Apesar disso, seu custo competitivo e resistência química fazem dela uma solução funcional para ambientes muito específicos.
🔩 2. Telha Galvanizada – O avanço com zinco puro
Com a chegada do aço galvanizado, surgiu um novo padrão para coberturas industriais: o banho de zinco puro sobre a chapa de aço proporciona proteção por ação sacrificial, o que protege temporariamente o aço base contra oxidação.
Desempenho típico:
Salt Spray (ASTM B117): ~200 horas até 5% de ferrugem
Durabilidade média: 15 a 25 anos em ambientes moderados
Limitação: Em zonas agressivas (indústria pesada ou litoral), pode sofrer corrosão visível em menos de 10 anos
⚙️ 3. Telha Galvalume – Eficiência e equilíbrio técnico
A telha galvalume representa um grande avanço na durabilidade. Composta por aproximadamente 55% alumínio + 43,5% zinco + 1,5% silício, essa liga oferece resistência térmica e melhor comportamento contra corrosão atmosférica.
Desempenho técnico:
Salt Spray: ~1.075 horas
Teste de Kesternich (chuva ácida): ~27 ciclos
Durabilidade em campo: Até 30 anos em ambientes moderados
Ponto fraco: Em zonas de poluição industrial ou litorânea severa, essa vida útil pode cair drasticamente para 10–15 anos
🎨 4. Galvalume Pré-Pintada – Estética e resistência em uma só solução
O revestimento pré-pintado une os benefícios do galvalume à proteção adicional de um topcoat aplicado em linha contínua. Isso forma uma barreira física e química contra agentes agressivos, além de melhorar a estética e reduzir a manutenção.
Dados técnicos:
Teste de Kesternich: ~42 ciclos
Salt Spray (média de fabricantes): ~1.000 horas
Durabilidade estimada: 40 a 50 anos com manutenção preventiva
Ideal para: estruturas industriais com exposição parcial a ambientes agressivos, onde também se exige acabamento visual
🧪 5. Magnelis® – A nova geração com magnésio
As telhas com revestimento zinco + alumínio + magnésio representam o que há de mais moderno em resistência à corrosão. O magnésio garante um efeito de autocicatrização, protegendo bordas cortadas, furos e áreas com microdanos – pontos onde os outros materiais costumam falhar primeiro.
Desempenho comprovado:
Salt Spray: até 3.000 horas
Durabilidade real em campo:
Em ambientes C3 (moderadamente agressivos): 20 a 30 anos
Em ambientes C5 (extremamente agressivos): até 43 anos
Custo produtivo: semelhante ao galvalume tradicional
Aplicações ideais: indústrias químicas, galpões litorâneos, silos de fertilizantes, lavouras com amônia ou resíduos agressivos
⚠️ Ambientes agressivos exigem mais do que a média
É comum ver especificações genéricas como “galvalume com 30 anos de durabilidade”. No papel, isso pode funcionar.

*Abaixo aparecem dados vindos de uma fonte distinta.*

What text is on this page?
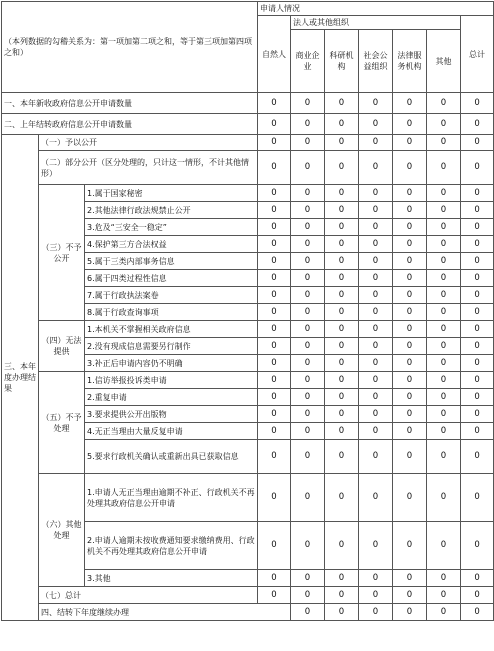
（本列数据的勾稽关系为：第一项加第二项之和，等于第三项加第四项之和）			申请人情况							
			自然人	法人或其他组织					总计	
				商业企业	科研机构	社会公益组织	法律服务机构	其他		
一、本年新收政府信息公开申请数量			0	0	0	0	0	0	0	
二、上年结转政府信息公开申请数量			0	0	0	0	0	0	0	
三、本年度办理结果	（一）予以公开		0	0	0	0	0	0	0	
	（二）部分公开（区分处理的，只计这一情形，不计其他情形）		0	0	0	0	0	0	0	
	（三）不予公开	1.属于国家秘密	0	0	0	0	0	0	0	
		2.其他法律行政法规禁止公开	0	0	0	0	0	0	0	
		3.危及“三安全一稳定”	0	0	0	0	0	0	0	
		4.保护第三方合法权益	0	0	0	0	0	0	0	
		5.属于三类内部事务信息	0	0	0	0	0	0	0	
		6.属于四类过程性信息	0	0	0	0	0	0	0	
		7.属于行政执法案卷	0	0	0	0	0	0	0	
		8.属于行政查询事项	0	0	0	0	0	0	0	
	（四）无法提供	1.本机关不掌握相关政府信息	0	0	0	0	0	0	0	
		2.没有现成信息需要另行制作	0	0	0	0	0	0	0	
		3.补正后申请内容仍不明确	0	0	0	0	0	0	0	
	（五）不予处理	1.信访举报投诉类申请	0	0	0	0	0	0	0	
		2.重复申请	0	0	0	0	0	0	0	
		3.要求提供公开出版物	0	0	0	0	0	0	0	
		4.无正当理由大量反复申请	0	0	0	0	0	0	0	
		5.要求行政机关确认或重新出具已获取信息	0	0	0	0	0	0	0	
	（六）其他处理	1.申请人无正当理由逾期不补正、行政机关不再处理其政府信息公开申请	0	0	0	0	0	0	0	
		2.申请人逾期未按收费通知要求缴纳费用、行政机关不再处理其政府信息公开申请	0	0	0	0	0	0	0	
		3.其他	0	0	0	0	0	0	0	
	（七）总计		0	0	0	0	0	0	0	
	四、结转下年度继续办理			0	0	0	0	0	0	
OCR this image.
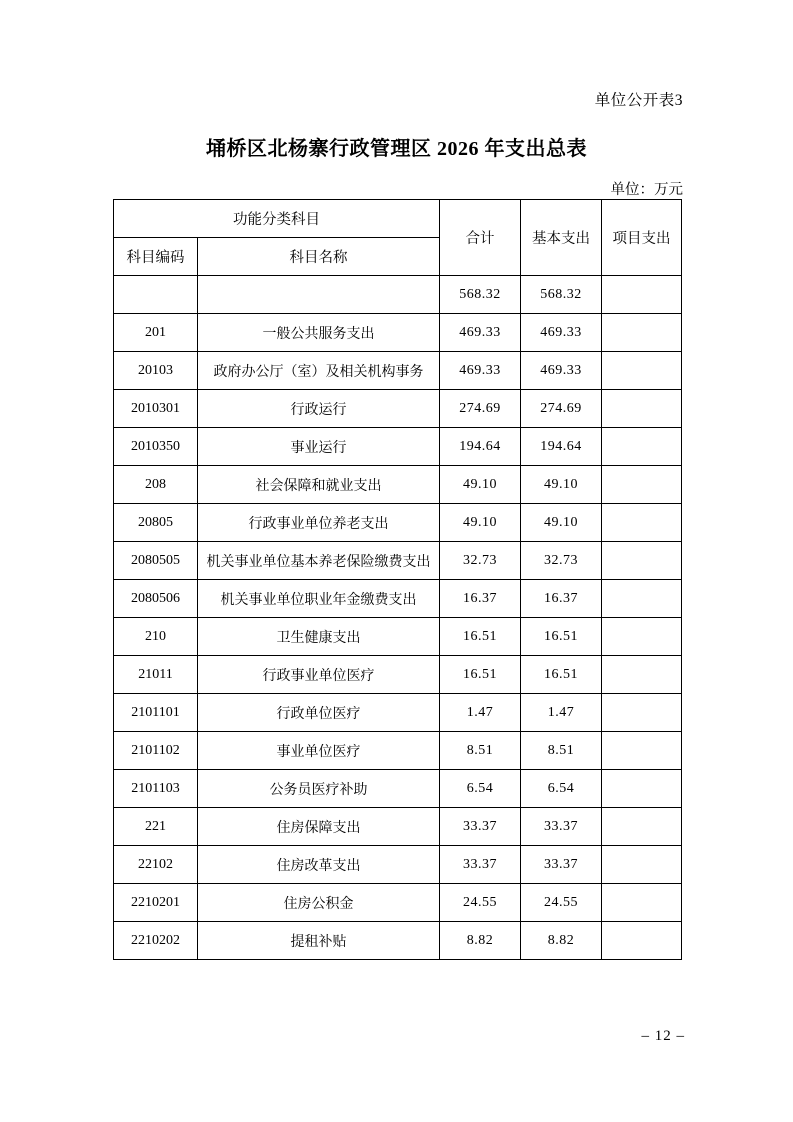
单位公开表3
埇桥区北杨寨行政管理区 2026 年支出总表
单位：万元
功能分类科目		合计	基本支出	项目支出
科目编码	科目名称			
		568.32	568.32	
201	一般公共服务支出	469.33	469.33	
20103	政府办公厅（室）及相关机构事务	469.33	469.33	
2010301	行政运行	274.69	274.69	
2010350	事业运行	194.64	194.64	
208	社会保障和就业支出	49.10	49.10	
20805	行政事业单位养老支出	49.10	49.10	
2080505	机关事业单位基本养老保险缴费支出	32.73	32.73	
2080506	机关事业单位职业年金缴费支出	16.37	16.37	
210	卫生健康支出	16.51	16.51	
21011	行政事业单位医疗	16.51	16.51	
2101101	行政单位医疗	1.47	1.47	
2101102	事业单位医疗	8.51	8.51	
2101103	公务员医疗补助	6.54	6.54	
221	住房保障支出	33.37	33.37	
22102	住房改革支出	33.37	33.37	
2210201	住房公积金	24.55	24.55	
2210202	提租补贴	8.82	8.82	
– 12 –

Mas na prática, sabemos que centros urbanos industriais, regiões de alta umidade, maresia e poluição aceleram a degradação dos materiais.

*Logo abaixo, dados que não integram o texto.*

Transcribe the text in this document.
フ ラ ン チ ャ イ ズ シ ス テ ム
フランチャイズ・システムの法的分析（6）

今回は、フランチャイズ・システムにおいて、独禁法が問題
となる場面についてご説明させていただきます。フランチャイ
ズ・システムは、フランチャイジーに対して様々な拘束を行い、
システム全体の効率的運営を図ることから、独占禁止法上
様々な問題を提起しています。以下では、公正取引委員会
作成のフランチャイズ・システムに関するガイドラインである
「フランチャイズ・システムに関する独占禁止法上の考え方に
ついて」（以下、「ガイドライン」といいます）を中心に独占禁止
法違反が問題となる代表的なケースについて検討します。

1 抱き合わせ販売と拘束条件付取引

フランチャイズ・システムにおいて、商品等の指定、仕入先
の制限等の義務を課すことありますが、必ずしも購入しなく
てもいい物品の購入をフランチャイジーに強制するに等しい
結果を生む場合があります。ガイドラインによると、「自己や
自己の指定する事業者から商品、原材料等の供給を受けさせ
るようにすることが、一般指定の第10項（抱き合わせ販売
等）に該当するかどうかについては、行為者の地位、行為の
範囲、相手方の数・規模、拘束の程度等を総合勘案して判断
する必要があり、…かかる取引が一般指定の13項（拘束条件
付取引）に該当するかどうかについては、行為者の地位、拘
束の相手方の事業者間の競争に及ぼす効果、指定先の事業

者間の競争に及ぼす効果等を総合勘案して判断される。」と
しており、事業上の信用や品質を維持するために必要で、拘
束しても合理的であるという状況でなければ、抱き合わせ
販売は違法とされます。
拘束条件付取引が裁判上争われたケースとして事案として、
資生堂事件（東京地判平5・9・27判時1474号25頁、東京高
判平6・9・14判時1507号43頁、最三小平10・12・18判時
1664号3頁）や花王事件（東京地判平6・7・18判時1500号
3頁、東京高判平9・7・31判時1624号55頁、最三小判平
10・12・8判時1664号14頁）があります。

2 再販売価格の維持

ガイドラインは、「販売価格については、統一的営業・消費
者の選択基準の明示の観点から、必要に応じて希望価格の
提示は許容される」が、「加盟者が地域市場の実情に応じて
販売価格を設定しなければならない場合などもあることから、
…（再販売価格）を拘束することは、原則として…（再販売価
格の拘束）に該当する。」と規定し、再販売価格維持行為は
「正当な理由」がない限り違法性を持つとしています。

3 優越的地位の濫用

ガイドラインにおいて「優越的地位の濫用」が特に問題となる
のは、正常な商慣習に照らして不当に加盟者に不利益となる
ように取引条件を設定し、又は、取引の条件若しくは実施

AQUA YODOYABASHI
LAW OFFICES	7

Por isso, não basta seguir uma ficha técnica – é preciso interpretar o comportamento do material no ambiente real. Em muitos casos, o barato sai caro.

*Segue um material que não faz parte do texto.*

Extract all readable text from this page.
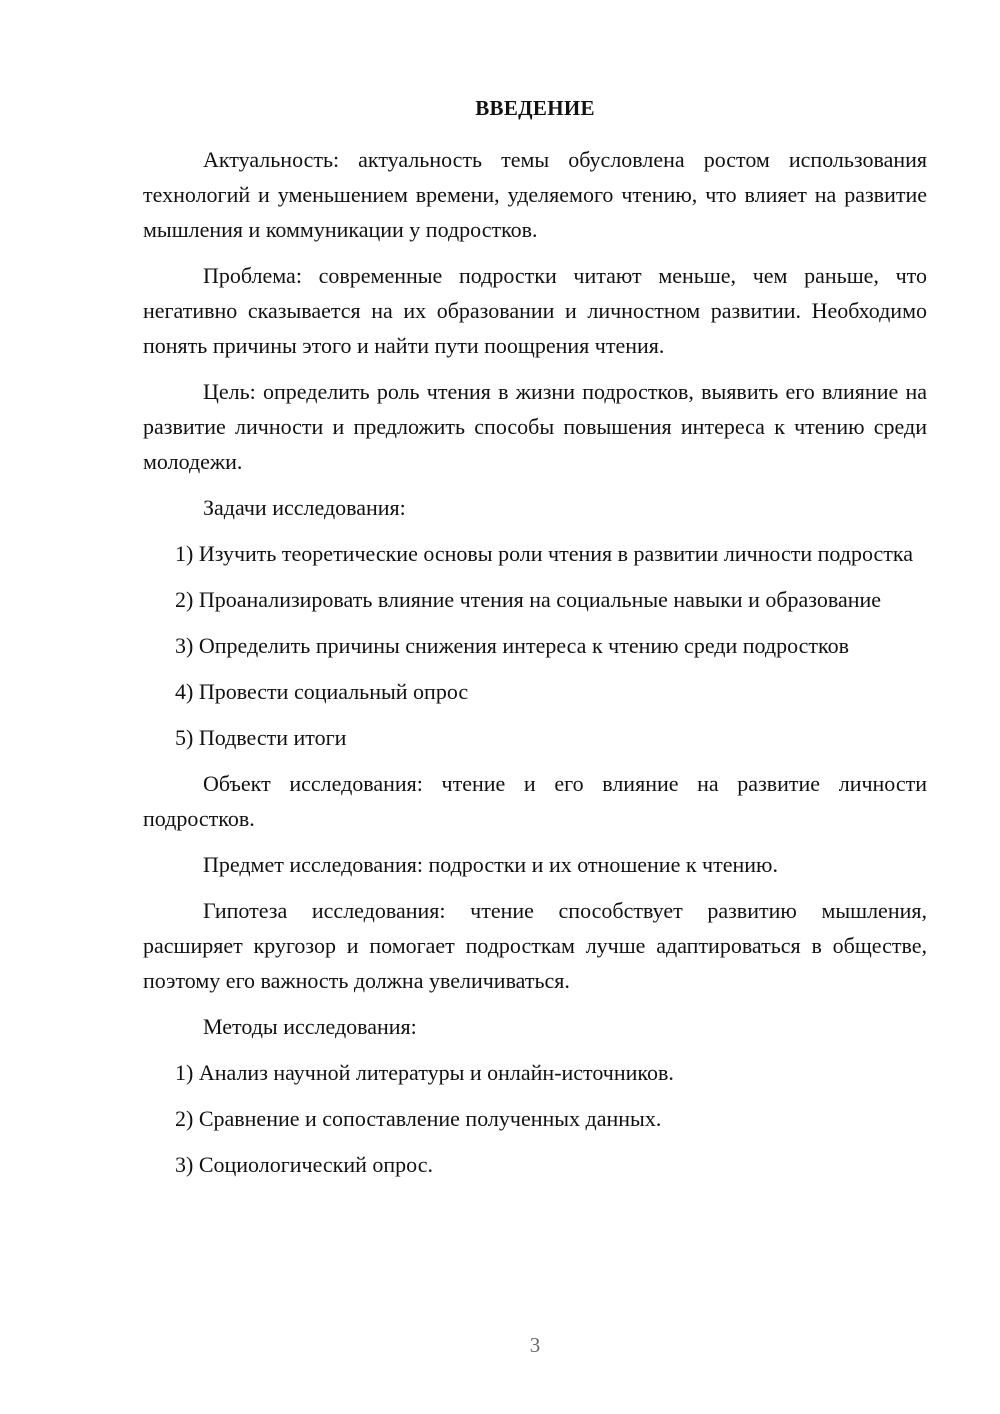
ВВЕДЕНИЕ

Актуальность: актуальность темы обусловлена ростом использования технологий и уменьшением времени, уделяемого чтению, что влияет на развитие мышления и коммуникации у подростков.

Проблема: современные подростки читают меньше, чем раньше, что негативно сказывается на их образовании и личностном развитии. Необходимо понять причины этого и найти пути поощрения чтения.

Цель: определить роль чтения в жизни подростков, выявить его влияние на развитие личности и предложить способы повышения интереса к чтению среди молодежи.

Задачи исследования:

1) Изучить теоретические основы роли чтения в развитии личности подростка

2) Проанализировать влияние чтения на социальные навыки и образование

3) Определить причины снижения интереса к чтению среди подростков

4) Провести социальный опрос

5) Подвести итоги

Объект исследования: чтение и его влияние на развитие личности подростков.

Предмет исследования: подростки и их отношение к чтению.

Гипотеза исследования: чтение способствует развитию мышления, расширяет кругозор и помогает подросткам лучше адаптироваться в обществе, поэтому его важность должна увеличиваться.

Методы исследования:

1) Анализ научной литературы и онлайн-источников.

2) Сравнение и сопоставление полученных данных.

3) Социологический опрос.

3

✅ Conclusão: Evoluir é uma exigência do mercado, não uma escolha
Assim como as intempéries evoluem, a tecnologia precisa acompanhar. Parar no tempo significa aumentar o custo com manutenção, gerar falhas estruturais e comprometer a operação dos galpões.
Na Nomos, atuamos com base em escuta técnica, experiência de campo e orientação justa. Nosso objetivo é garantir que cada solução de cobertura seja pensada para a realidade do cliente – sem exageros, mas também sem subestimar o ambiente.